То, что он чувствовал, было не жалостью и даже не гневом на несправедливое мироустройство, а скорее какой-то глубокой растерянностью и потрясением. Будь он человек верующий – он веровал, разумеется, но не в общепринятом смысле, – он бы сейчас должен был возроптать на бога за беспорядок во вселенной или, уж во всяком случае, задумался бы недоуменно над несовпадением действительности и идеала. Но мысли Нимрама шли в другом направлении. Бог тут вообще ни при чем, а действительность и идеал – вещи сугубо академические. Единственное, что сознавал Нимрам, глядя на спящую девочку – нездоровая бледность на лице, голова свесилась отрешенно, нечувствительно, как неживая, – единственное, что он сознавал, это свою полную беспомощность. Счастливец, он ничего не может и поэтому ни на что не годится, грош ему цена, ему и всей его жизни, легковесной, никому не нужной, точно старый гриб-трутовик, точно уходящий в небо жидкий дымок. Он был с ней почти не знаком, но чувствовал сейчас, хотя и сознавал, что это неправда, но ведь могло бы быть правдой, если бы девочка и в самом деле приходилась ему дочерью, тогда бы дозволь только Природа, мать тревог и безмолвии, – и он не колеблясь обменялся бы жизнями со своей соседкой.
Она вдруг громко вскрикнула во сне и открыла глаза.
– Ну-ну, все хорошо, – сказал он, прикоснувшись к ее плечу.
Она растерянно спросонья потрясла головой.
– Ой, – опомнившись, она смутилась и покраснела, изжелта-серые щеки залила бурая краска. – Простите! – Опять испуганная улыбка. – Мне приснился сон.
– Все в полном порядке, – заверил он ее, – ни о чем не надо беспокоиться, все в порядке.
– Смешной сон, честное слово, – она опять так сильно тряхнула головой, что легкие волосы взметнулись. Она отстранилась от Нимрама и подняла ладони к глазам. – Просто удивительный! – Опустила руки и прищурившись уставилась в окно, припоминая, что ей снилось. Он понял, что ошибся: сон, который ей приснился, был не страшный. – Вроде бы я нахожусь в помещении, в старом, замшелом погребе, и там со мной какие-то существа, я хочу открыть дверь… – Она огляделась: не подслушивает ли кто? Но все спали. Посмотрела на него – не могла решиться, рассказывать дальше или нет. И неуверенно продолжала: – Я попробовала открыть дверь, а ручка оторвалась и осталась у меня в руке. Я тогда стала царапать ногтями, как-то открыла, не знаю как, – она сдвинула брови, с усилием припоминая, – вроде бы дверь отвалилась, и оказалось, что там, снаружи, где должен быть внешний мир, там только и было что… – Опять покраснела, не договорив. Но, убедившись, что он внимательно, заинтересованно ждет, докончила, смущенно пожав плечами: – Там сначала была земля, глина, но потом она разбилась, как скорлупа, и открылась большая просторная комната, вроде зала, и в ней – все мои куклы и игрушки, которые когда-то сломались или потерялись. И все как новенькие.

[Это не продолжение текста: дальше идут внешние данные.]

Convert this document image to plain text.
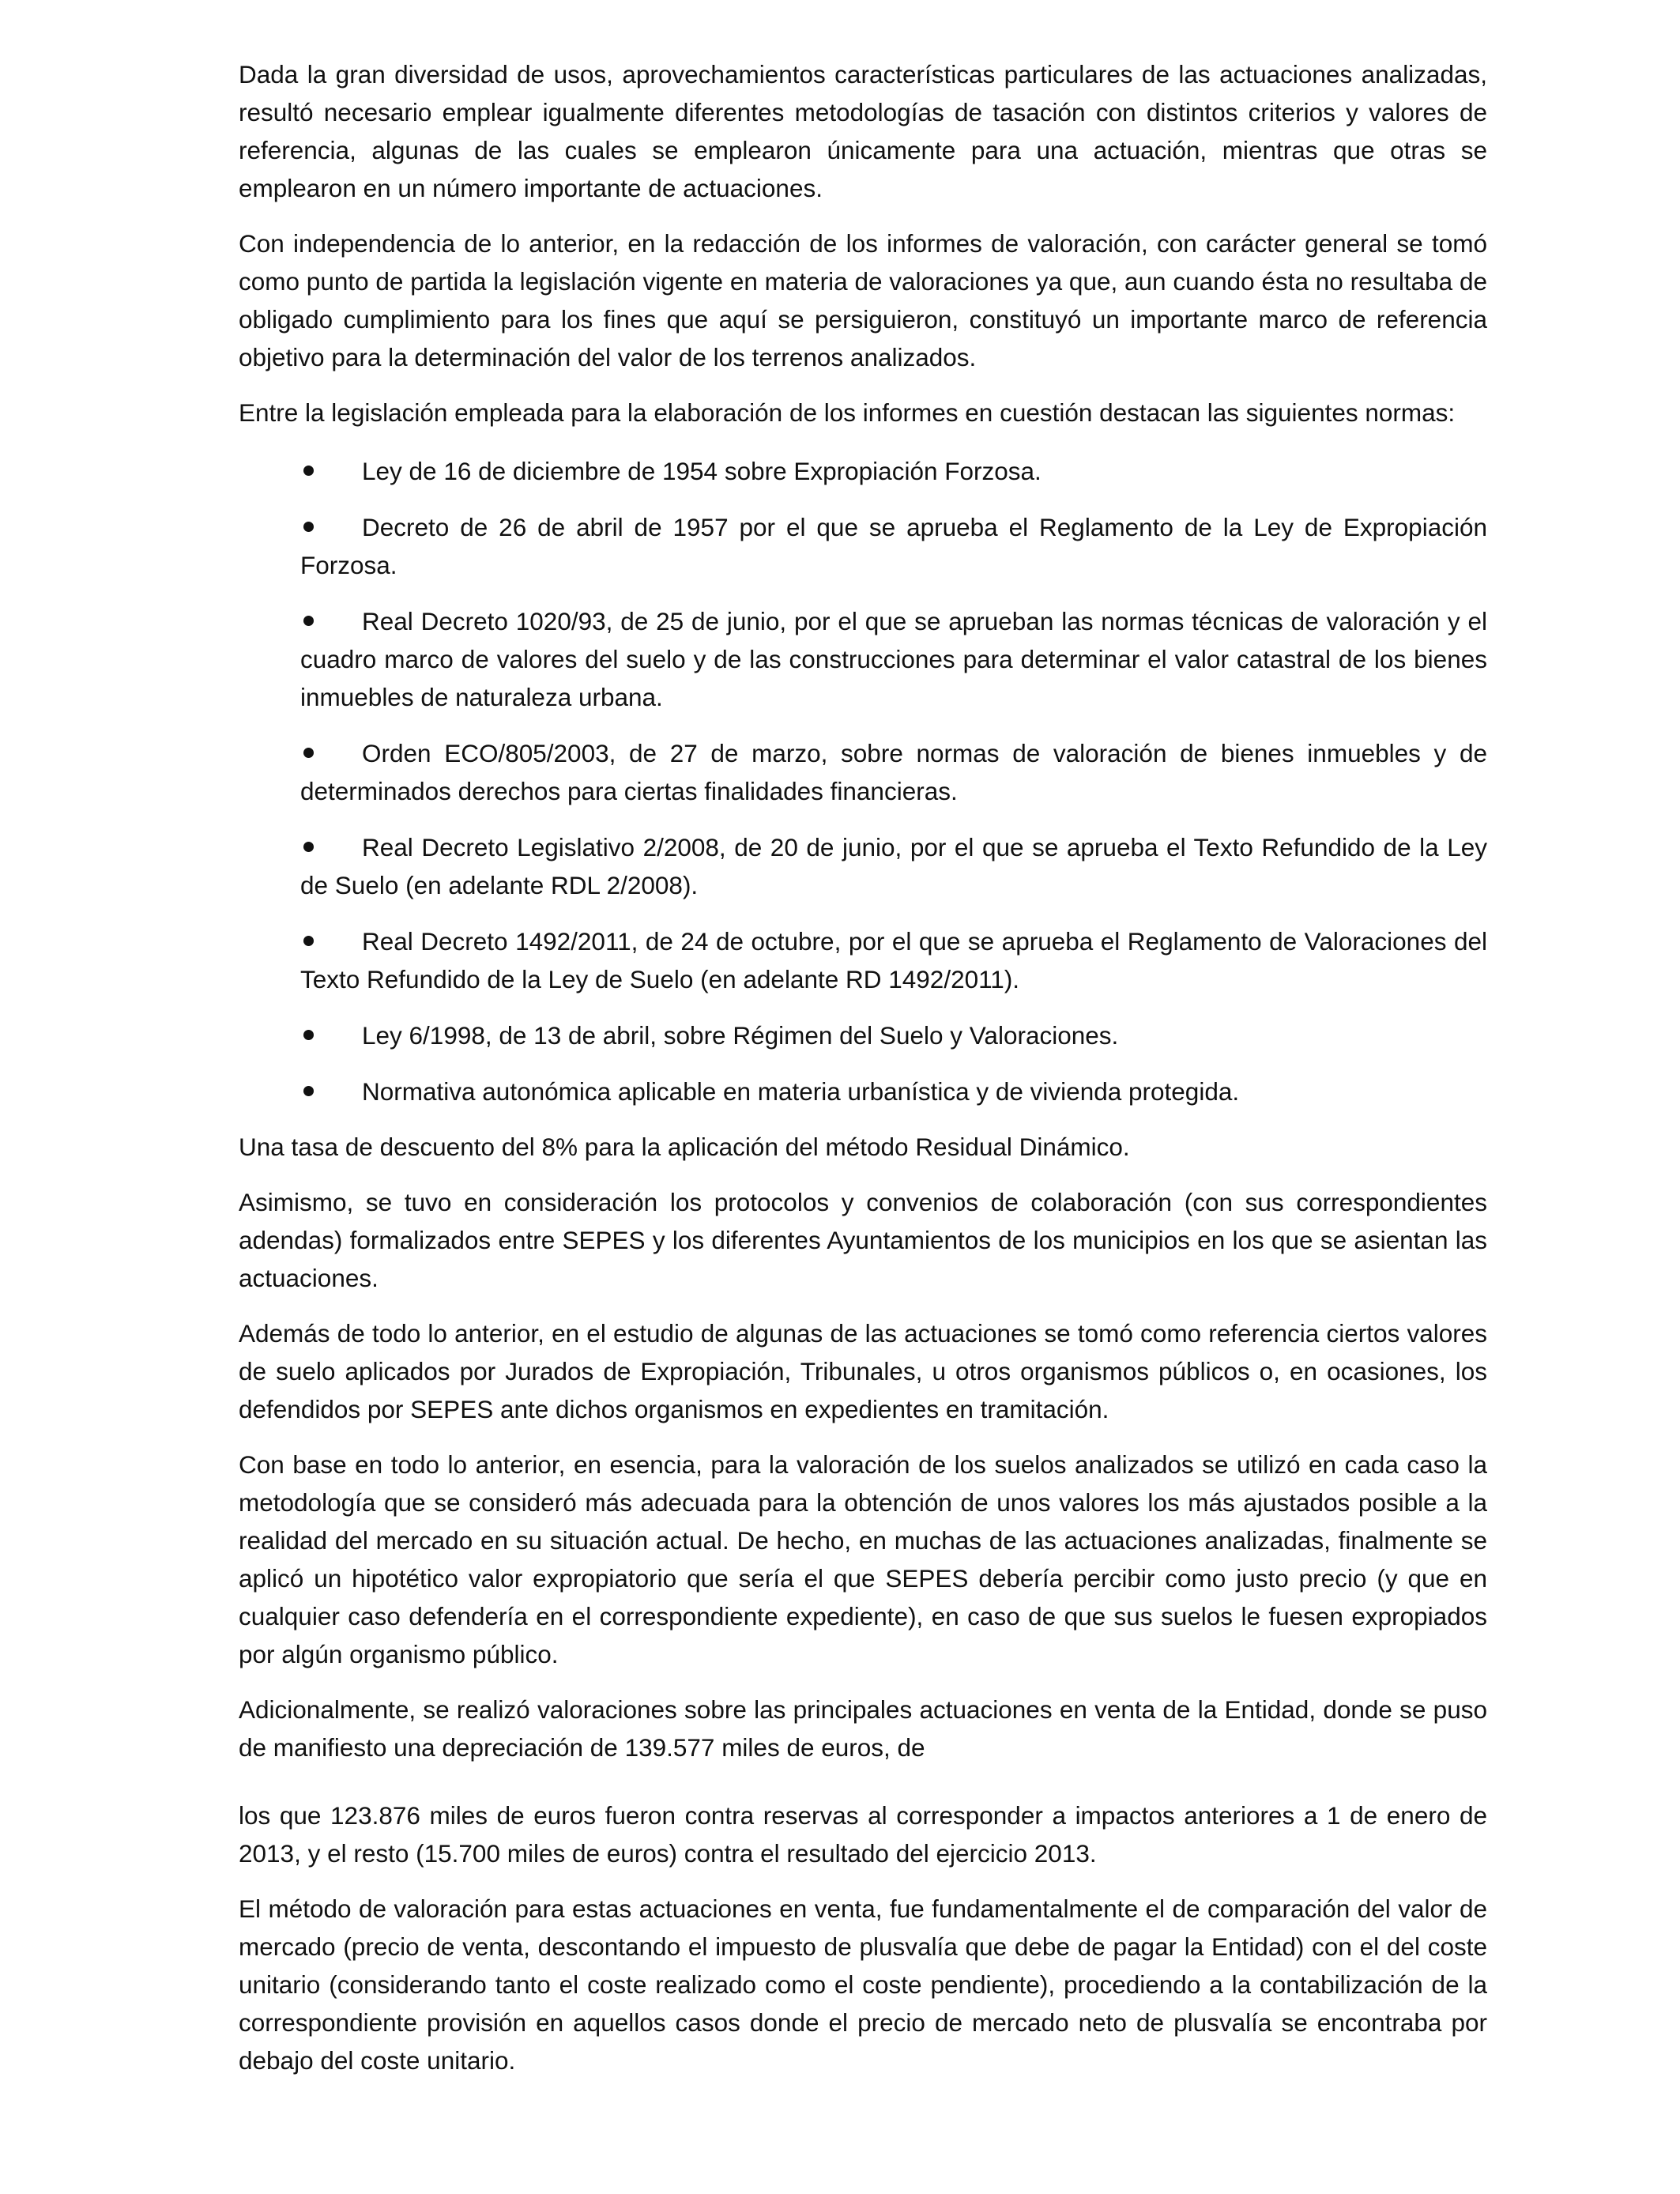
Dada la gran diversidad de usos, aprovechamientos características particulares de las actuaciones analizadas, resultó necesario emplear igualmente diferentes metodologías de tasación con distintos criterios y valores de referencia, algunas de las cuales se emplearon únicamente para una actuación, mientras que otras se emplearon en un número importante de actuaciones.

Con independencia de lo anterior, en la redacción de los informes de valoración, con carácter general se tomó como punto de partida la legislación vigente en materia de valoraciones ya que, aun cuando ésta no resultaba de obligado cumplimiento para los fines que aquí se persiguieron, constituyó un importante marco de referencia objetivo para la determinación del valor de los terrenos analizados.

Entre la legislación empleada para la elaboración de los informes en cuestión destacan las siguientes normas:

Ley de 16 de diciembre de 1954 sobre Expropiación Forzosa.
Decreto de 26 de abril de 1957 por el que se aprueba el Reglamento de la Ley de Expropiación Forzosa.
Real Decreto 1020/93, de 25 de junio, por el que se aprueban las normas técnicas de valoración y el cuadro marco de valores del suelo y de las construcciones para determinar el valor catastral de los bienes inmuebles de naturaleza urbana.
Orden ECO/805/2003, de 27 de marzo, sobre normas de valoración de bienes inmuebles y de determinados derechos para ciertas finalidades financieras.
Real Decreto Legislativo 2/2008, de 20 de junio, por el que se aprueba el Texto Refundido de la Ley de Suelo (en adelante RDL 2/2008).
Real Decreto 1492/2011, de 24 de octubre, por el que se aprueba el Reglamento de Valoraciones del Texto Refundido de la Ley de Suelo (en adelante RD 1492/2011).
Ley 6/1998, de 13 de abril, sobre Régimen del Suelo y Valoraciones.
Normativa autonómica aplicable en materia urbanística y de vivienda protegida.

Una tasa de descuento del 8% para la aplicación del método Residual Dinámico.

Asimismo, se tuvo en consideración los protocolos y convenios de colaboración (con sus correspondientes adendas) formalizados entre SEPES y los diferentes Ayuntamientos de los municipios en los que se asientan las actuaciones.

Además de todo lo anterior, en el estudio de algunas de las actuaciones se tomó como referencia ciertos valores de suelo aplicados por Jurados de Expropiación, Tribunales, u otros organismos públicos o, en ocasiones, los defendidos por SEPES ante dichos organismos en expedientes en tramitación.

Con base en todo lo anterior, en esencia, para la valoración de los suelos analizados se utilizó en cada caso la metodología que se consideró más adecuada para la obtención de unos valores los más ajustados posible a la realidad del mercado en su situación actual. De hecho, en muchas de las actuaciones analizadas, finalmente se aplicó un hipotético valor expropiatorio que sería el que SEPES debería percibir como justo precio (y que en cualquier caso defendería en el correspondiente expediente), en caso de que sus suelos le fuesen expropiados por algún organismo público.

Adicionalmente, se realizó valoraciones sobre las principales actuaciones en venta de la Entidad, donde se puso de manifiesto una depreciación de 139.577 miles de euros, de

los que 123.876 miles de euros fueron contra reservas al corresponder a impactos anteriores a 1 de enero de 2013, y el resto (15.700 miles de euros) contra el resultado del ejercicio 2013.

El método de valoración para estas actuaciones en venta, fue fundamentalmente el de comparación del valor de mercado (precio de venta, descontando el impuesto de plusvalía que debe de pagar la Entidad) con el del coste unitario (considerando tanto el coste realizado como el coste pendiente), procediendo a la contabilización de la correspondiente provisión en aquellos casos donde el precio de mercado neto de plusvalía se encontraba por debajo del coste unitario.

– Интересный сон, – сказал Нимрам, глядя ей не в глаза, а в переносицу; потом, почувствовав, что этого мало, добавил: – Сны бывают удивительные.
– Я знаю, – кивнула она и сразу же спросила: – Который сейчас час, вы не знаете? Долго еще до Чикаго?
– У них там время на два часа вперед. На моих сейчас…
Она не дала ему договорить:
– Да-да, я просто забыла. – Ее вдруг всю передернуло. – Тут не холодно?
– Морозильник, – ответил он.
– Слава богу, – Она посмотрела за его спиной в окно и сразу повеселела. – Смотрите, развиднелось! Молнии больше не блещут.
И тряхнула головой, откидывая волосы.
– Гроза осталась позади, – сказал он. – Я вижу, вы больше не боитесь.
– Ошибаетесь, – возразила она и улыбнулась. – Но уже не так, это верно. Все-таки я по-прежнему молюсь.
– И правильно делаете.
Она покосилась на него и поспешила отвести взгляд.
– Многие не верят в молитвы и во все такое, – сказала она, неуверенно улыбаясь и глядя прямо перед собой. – И другим говорят, что это глупость. Все равно как вот если мальчик хочет играть на скрипке, а не на духовых или ударных. В нашем школьном оркестре вся струнная группа – девочки, только один мальчик, бедняжка, играет на альте. – Она замолчала, искоса взглянула на него и сказала с улыбкой: – Удивительно, до чего бестолково я вам рассказываю.
– Очень даже толково.
Она дернула плечом.
– Не знаю, одни говорят, есть бог, другие – что нет, и те и другие так определенно, просто чудеса. Лично я не уверена ни в том ни в другом, но, когда страшно, я молюсь.
– Это как в старом анекдоте, – начал было он.
– Вы любите музыку? – перебила она его. – Классическую?
Нимрам нахмурил брови.
– Д-да, пожалуй. Иногда.
– Кто ваш любимый композитор?
Нимраму впервые в жизни пришло в голову, что, пожалуй, его любимый композитор – Машо.
– Бетховен, – рискнул он.
Ответ оказался удачным.
– А любимый дирижер?
Он сделал вид, что задумался.
– Мой – Сеиджи Одзава, – сказала она.
Нимрам поджал губы и кивнул.
– Да, я слышал, что он здорово дирижирует.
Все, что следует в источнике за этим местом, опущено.